Sunday 15 January 2012

On Markets and a Quandary

The good news is that at Royal Holloway the Senior Management’s latest business plan has brought the definite proposed Classics redundancies down to ‘only’ two, from an original seven, and they are not to be implemented until 2014. Campaigning hard and publicly works. The bad news is that what is happening there is merely symptomatic of a much larger national problem. Any university in the country which doesn’t want to present itself as second-rate is now charging £9,000 for a year’s fees for an undergraduate degree. 

The members of my personal focus group of teenagers make two points loudly. First, they will not consider university if they have to shoulder all the debt themselves. No surprise there. Second--and I had not anticipated this, despite being personally convinced that the state should provide Higher Education to its young citizens--the teenagers are telling me that they don’t find the prospect of a certificate from a ‘for-profit provider’, even an old one with a blue chip reputation, as attractive as one from an institution which is somehow endorsed and supported by the public. 

That is, they think that getting a degree which was partly funded by their fellow citizens was a better, more prestigious and satisfying achievement than buying one from a private enterprise. They don’t feel they have to be graduates from the new, devalued model university to get on in life.

But this is a problem which touches me personally.

Like many other parents of secondary-school children, I am faced with a serious financial problem. I want them to have their mental powers developed at tertiary level, but if we are to stay in the UK I am going to have to find some hardcore money: 2 children x 3 years x £9000 = £54,000. I have not inherited any wealth, and am too old to begin a career in prostitution. 

The only mild talent I have is writing non-fiction, but the problem here is that I believe that all research and scholarship should be accessible to the widest possible public free of charge. A couple of years ago I resolved never to sign any more book contracts which sold the fruits of my (then publicly funded) research to private publishing firms. My intention was and is to explore publishing entire books free online which could be printed off if people wanted them. But I live in a world where everything is allowed to be dictated by markets rather than the principle of attaining the common good.
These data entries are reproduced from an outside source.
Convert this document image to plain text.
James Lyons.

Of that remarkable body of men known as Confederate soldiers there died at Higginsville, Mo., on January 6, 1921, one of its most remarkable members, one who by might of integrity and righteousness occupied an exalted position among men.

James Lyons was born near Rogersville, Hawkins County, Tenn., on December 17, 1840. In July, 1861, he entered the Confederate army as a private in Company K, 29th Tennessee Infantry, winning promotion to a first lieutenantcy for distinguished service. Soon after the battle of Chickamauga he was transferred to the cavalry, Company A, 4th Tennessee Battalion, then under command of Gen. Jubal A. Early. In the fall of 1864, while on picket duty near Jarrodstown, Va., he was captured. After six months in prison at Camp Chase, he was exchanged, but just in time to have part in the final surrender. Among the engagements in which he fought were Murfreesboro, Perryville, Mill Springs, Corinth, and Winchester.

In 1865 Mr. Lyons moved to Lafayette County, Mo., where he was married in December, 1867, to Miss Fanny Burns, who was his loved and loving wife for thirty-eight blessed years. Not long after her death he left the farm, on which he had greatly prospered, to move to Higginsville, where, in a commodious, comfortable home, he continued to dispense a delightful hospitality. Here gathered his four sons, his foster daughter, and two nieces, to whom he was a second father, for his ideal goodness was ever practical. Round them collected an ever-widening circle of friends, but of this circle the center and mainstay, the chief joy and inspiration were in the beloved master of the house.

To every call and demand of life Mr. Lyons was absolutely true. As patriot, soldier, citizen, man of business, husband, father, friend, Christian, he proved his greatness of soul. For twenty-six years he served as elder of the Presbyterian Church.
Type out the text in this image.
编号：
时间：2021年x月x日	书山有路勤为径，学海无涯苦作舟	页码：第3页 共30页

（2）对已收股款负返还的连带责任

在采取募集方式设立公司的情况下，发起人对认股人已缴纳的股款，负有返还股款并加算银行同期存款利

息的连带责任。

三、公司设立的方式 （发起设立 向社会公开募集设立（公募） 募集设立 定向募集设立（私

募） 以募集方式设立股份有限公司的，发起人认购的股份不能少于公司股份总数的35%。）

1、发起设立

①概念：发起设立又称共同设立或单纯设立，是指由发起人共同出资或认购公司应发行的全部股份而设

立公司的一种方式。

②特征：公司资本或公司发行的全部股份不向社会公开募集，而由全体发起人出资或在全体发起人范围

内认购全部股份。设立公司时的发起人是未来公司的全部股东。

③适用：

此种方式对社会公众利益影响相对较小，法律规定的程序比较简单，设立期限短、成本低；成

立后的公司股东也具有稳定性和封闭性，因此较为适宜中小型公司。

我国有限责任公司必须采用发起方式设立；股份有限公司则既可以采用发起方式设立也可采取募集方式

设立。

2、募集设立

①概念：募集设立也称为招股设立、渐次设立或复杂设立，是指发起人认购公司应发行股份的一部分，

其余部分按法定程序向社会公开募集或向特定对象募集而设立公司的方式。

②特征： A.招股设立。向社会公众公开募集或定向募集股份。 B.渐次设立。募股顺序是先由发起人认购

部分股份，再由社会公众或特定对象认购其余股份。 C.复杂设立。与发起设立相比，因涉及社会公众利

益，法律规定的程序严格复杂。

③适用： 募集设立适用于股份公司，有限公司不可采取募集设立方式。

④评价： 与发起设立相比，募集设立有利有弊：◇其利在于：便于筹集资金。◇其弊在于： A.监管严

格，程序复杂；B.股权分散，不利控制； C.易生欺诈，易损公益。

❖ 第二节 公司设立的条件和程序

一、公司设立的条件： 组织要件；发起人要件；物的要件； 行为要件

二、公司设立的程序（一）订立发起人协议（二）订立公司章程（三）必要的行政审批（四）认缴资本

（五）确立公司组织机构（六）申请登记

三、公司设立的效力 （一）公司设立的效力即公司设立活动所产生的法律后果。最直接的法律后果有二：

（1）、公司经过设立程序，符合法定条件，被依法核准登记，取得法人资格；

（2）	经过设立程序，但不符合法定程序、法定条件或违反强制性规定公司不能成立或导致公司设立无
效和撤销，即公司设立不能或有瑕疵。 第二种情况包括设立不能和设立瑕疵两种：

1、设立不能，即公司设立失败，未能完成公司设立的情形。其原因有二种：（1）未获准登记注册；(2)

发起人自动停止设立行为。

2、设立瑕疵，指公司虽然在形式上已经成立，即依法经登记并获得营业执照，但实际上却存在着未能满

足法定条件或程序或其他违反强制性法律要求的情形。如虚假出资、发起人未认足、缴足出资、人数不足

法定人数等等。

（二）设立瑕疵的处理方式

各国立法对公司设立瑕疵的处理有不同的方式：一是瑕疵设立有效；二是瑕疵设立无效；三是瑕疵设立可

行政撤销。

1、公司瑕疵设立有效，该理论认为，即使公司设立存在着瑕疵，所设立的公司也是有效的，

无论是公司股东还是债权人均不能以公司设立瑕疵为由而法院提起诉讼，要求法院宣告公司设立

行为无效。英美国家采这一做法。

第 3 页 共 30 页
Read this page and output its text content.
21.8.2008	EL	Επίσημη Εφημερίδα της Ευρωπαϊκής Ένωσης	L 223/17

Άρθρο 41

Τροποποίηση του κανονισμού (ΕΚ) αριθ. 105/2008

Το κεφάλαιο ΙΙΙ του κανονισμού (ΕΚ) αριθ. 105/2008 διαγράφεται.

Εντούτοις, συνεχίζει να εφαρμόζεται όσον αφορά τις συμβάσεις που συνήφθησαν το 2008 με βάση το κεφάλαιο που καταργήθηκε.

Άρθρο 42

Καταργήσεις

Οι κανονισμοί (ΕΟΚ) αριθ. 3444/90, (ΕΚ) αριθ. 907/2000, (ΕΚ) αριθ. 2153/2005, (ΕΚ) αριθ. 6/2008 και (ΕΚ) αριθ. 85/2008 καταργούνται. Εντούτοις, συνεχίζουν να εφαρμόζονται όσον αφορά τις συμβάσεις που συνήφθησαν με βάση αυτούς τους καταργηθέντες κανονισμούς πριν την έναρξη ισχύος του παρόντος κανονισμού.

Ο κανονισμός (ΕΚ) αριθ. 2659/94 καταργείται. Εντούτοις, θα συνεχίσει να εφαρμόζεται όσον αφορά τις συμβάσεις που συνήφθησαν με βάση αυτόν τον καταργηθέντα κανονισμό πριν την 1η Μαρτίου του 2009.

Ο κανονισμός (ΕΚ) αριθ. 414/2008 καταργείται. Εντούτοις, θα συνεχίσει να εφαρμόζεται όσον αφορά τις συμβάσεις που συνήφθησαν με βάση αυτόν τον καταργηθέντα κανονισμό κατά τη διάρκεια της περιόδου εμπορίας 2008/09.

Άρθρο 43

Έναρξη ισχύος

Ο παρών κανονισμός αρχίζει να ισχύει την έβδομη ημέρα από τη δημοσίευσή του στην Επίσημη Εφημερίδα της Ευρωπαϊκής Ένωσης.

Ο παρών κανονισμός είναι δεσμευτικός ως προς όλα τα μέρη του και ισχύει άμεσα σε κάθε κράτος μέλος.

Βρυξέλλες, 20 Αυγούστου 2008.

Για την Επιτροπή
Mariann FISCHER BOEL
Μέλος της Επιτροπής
If I am not to put my own children at a serious disadvantage, I need to make money to pay university fees by 2017. I have always refused to get a literary agent, since I take a dim view of academics whose main goal is to nurture a personality cult. But educating one’s children is something else. 

Several years ago a well-respected agent approached me, and I did not respond. But yesterday I finally changed my mind. I am going to try to suggest that books sell better if they are also available free online (which is widely if covertly acknowledged in the publishing business). If I get lucky and make more than my children’s university fees, I will use the dosh to found the new management-free and fee-free People’s University. I’ll report back here next week.


  1. I don't like the new fees any more than anybody else - but it is simply false to state that somebody on a professor's salary but without inherited wealth cannot afford to send two children to university with £9000 fees...

    The loans system is not one I would defend as the best option, but it does exist and it does make it possible (so that the suggestion that you must get hold of £54 000 by 2017 is at best misleading).

    There's obviously room for disagreement about how the new fees should be opposed (and I agree that they should be!), but I think it is risky to do it this way, since there is a risk that one can end up making people believe that it is impossible for them to study when that is not the case.

    Good luck with the royalty cheques, though!

  2. You don't have to find £9,000 per year. The new system means that HE is free at the point of entry. You pay it back only after you earn above the national averse salary of £21,000 and even then in smaller installments than current graduates are paying.

    Under the old system you paid up front. If you took out a loan you paid it back once you were earning £15,000 pa and at a higher rate. Under that system a graduate earning £22,000 pa would pay back roughly £70 per month.

    Under the new system you pay after university and after you earn above £21,000. Under that system a graduate earning £22,000 pa would pay back roughly £40 per month. The loan is spread out over 30 years and wiped if not fully paid off by then. It does not affect your ability to get a mortgage and is not the same as a credit card debt.